Later I saw a fishing boat and started flashing an SOS signal using a little green light that I keep with me for cave diving. The boat came toward me but then turned away, likely thinking I was fishing illegally, and they didn’t want to involve themselves in my trouble. 

When I signaled another boat that passed by, they stopped to see what was going on. They had heard on the nightly news about a missing diver who was presumed dead and realized that was me. They came to my rescue and took me back to the port from which I had departed the previous day. 

At the hospital I was tearfully reunited with my fellow divers, who had thought I was dead. When they could not locate me, they called the coast guard and searched for me underwater until dark. For the hour that I was unconscious and on the bottom, boats and helicopters with spotlights were flying all over, looking for me on the surface with no success.

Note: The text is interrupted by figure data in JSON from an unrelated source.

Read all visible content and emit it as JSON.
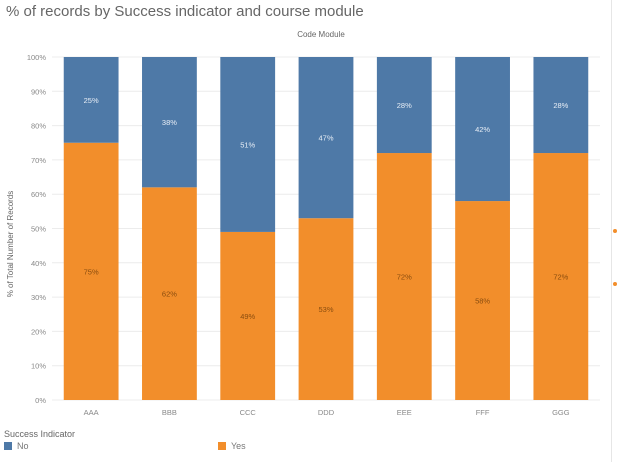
{
  "title": "% of records by Success indicator and course module",
  "chart_data": {
    "type": "bar",
    "stacked": true,
    "column_header": "Code Module",
    "categories": [
      "AAA",
      "BBB",
      "CCC",
      "DDD",
      "EEE",
      "FFF",
      "GGG"
    ],
    "series": [
      {
        "name": "Yes",
        "color": "#f28e2b",
        "values": [
          75,
          62,
          49,
          53,
          72,
          58,
          72
        ],
        "labels": [
          "75%",
          "62%",
          "49%",
          "53%",
          "72%",
          "58%",
          "72%"
        ]
      },
      {
        "name": "No",
        "color": "#4e79a7",
        "values": [
          25,
          38,
          51,
          47,
          28,
          42,
          28
        ],
        "labels": [
          "25%",
          "38%",
          "51%",
          "47%",
          "28%",
          "42%",
          "28%"
        ]
      }
    ],
    "ylabel": "% of Total Number of Records",
    "ylim": [
      0,
      100
    ],
    "yticks": [
      "0%",
      "10%",
      "20%",
      "30%",
      "40%",
      "50%",
      "60%",
      "70%",
      "80%",
      "90%",
      "100%"
    ],
    "grid": true,
    "legend_title": "Success Indicator",
    "legend_position": "bottom"
  }
}
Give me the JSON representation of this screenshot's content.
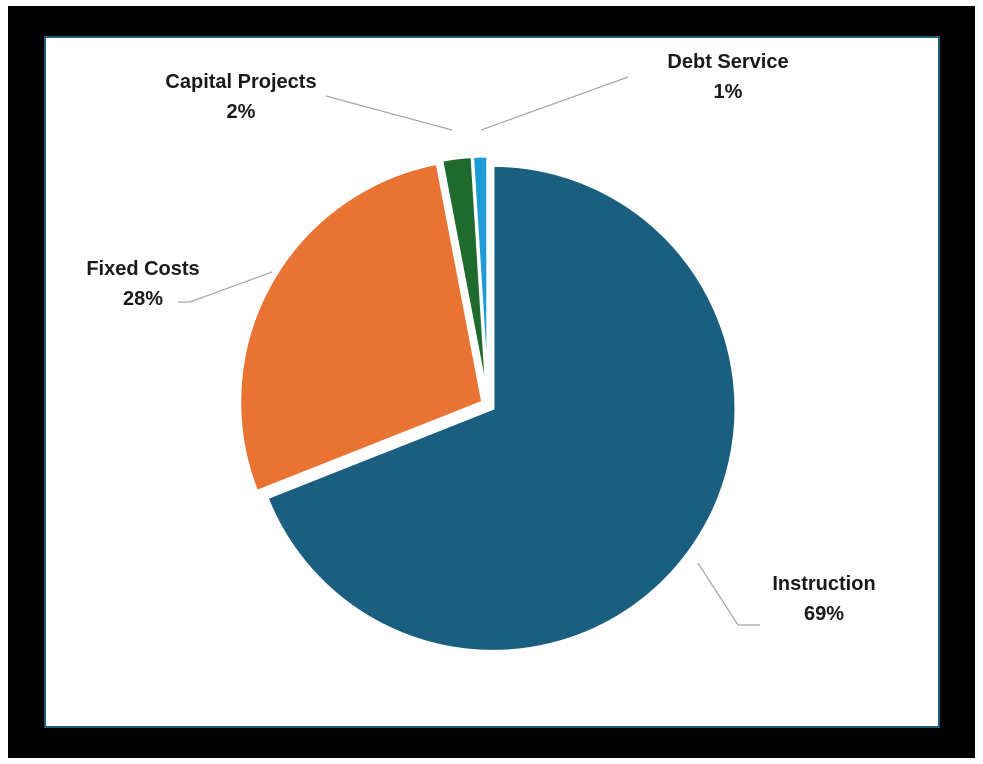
{
  "chart_data": {
    "type": "pie",
    "title": "",
    "start_angle_deg": 0,
    "direction": "clockwise",
    "slices": [
      {
        "label": "Instruction",
        "percent_label": "69%",
        "value": 69,
        "color": "#1a5e80"
      },
      {
        "label": "Fixed Costs",
        "percent_label": "28%",
        "value": 28,
        "color": "#e87333"
      },
      {
        "label": "Capital Projects",
        "percent_label": "2%",
        "value": 2,
        "color": "#1e6b2d"
      },
      {
        "label": "Debt Service",
        "percent_label": "1%",
        "value": 1,
        "color": "#1e9bd7"
      }
    ],
    "label_style": "outside with leader lines"
  },
  "colors": {
    "frame": "#000000",
    "panel_border": "#1f5a78",
    "leader_line": "#a6a6a6"
  }
}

After numerous tests at the hospital, medical personnel concluded that I had lost consciousness on the surface due to overexhaustion and health issues I was experiencing at the time. My rebreather unit functioned flawlessly, independent of any operator control for one hour, providing the correct amount of oxygen needed to maintain a stable PO₂ at my depth. 

The saving grace was wearing my MRS, which kept my mouth on the loop and safely breathing gas. If I had not been wearing the MRS, the loop would have fallen from my lips, and I would have drowned before my lifeless body hit the ocean floor. 

I am living proof that proper use of the MRS while rebreather diving can save a diver’s life.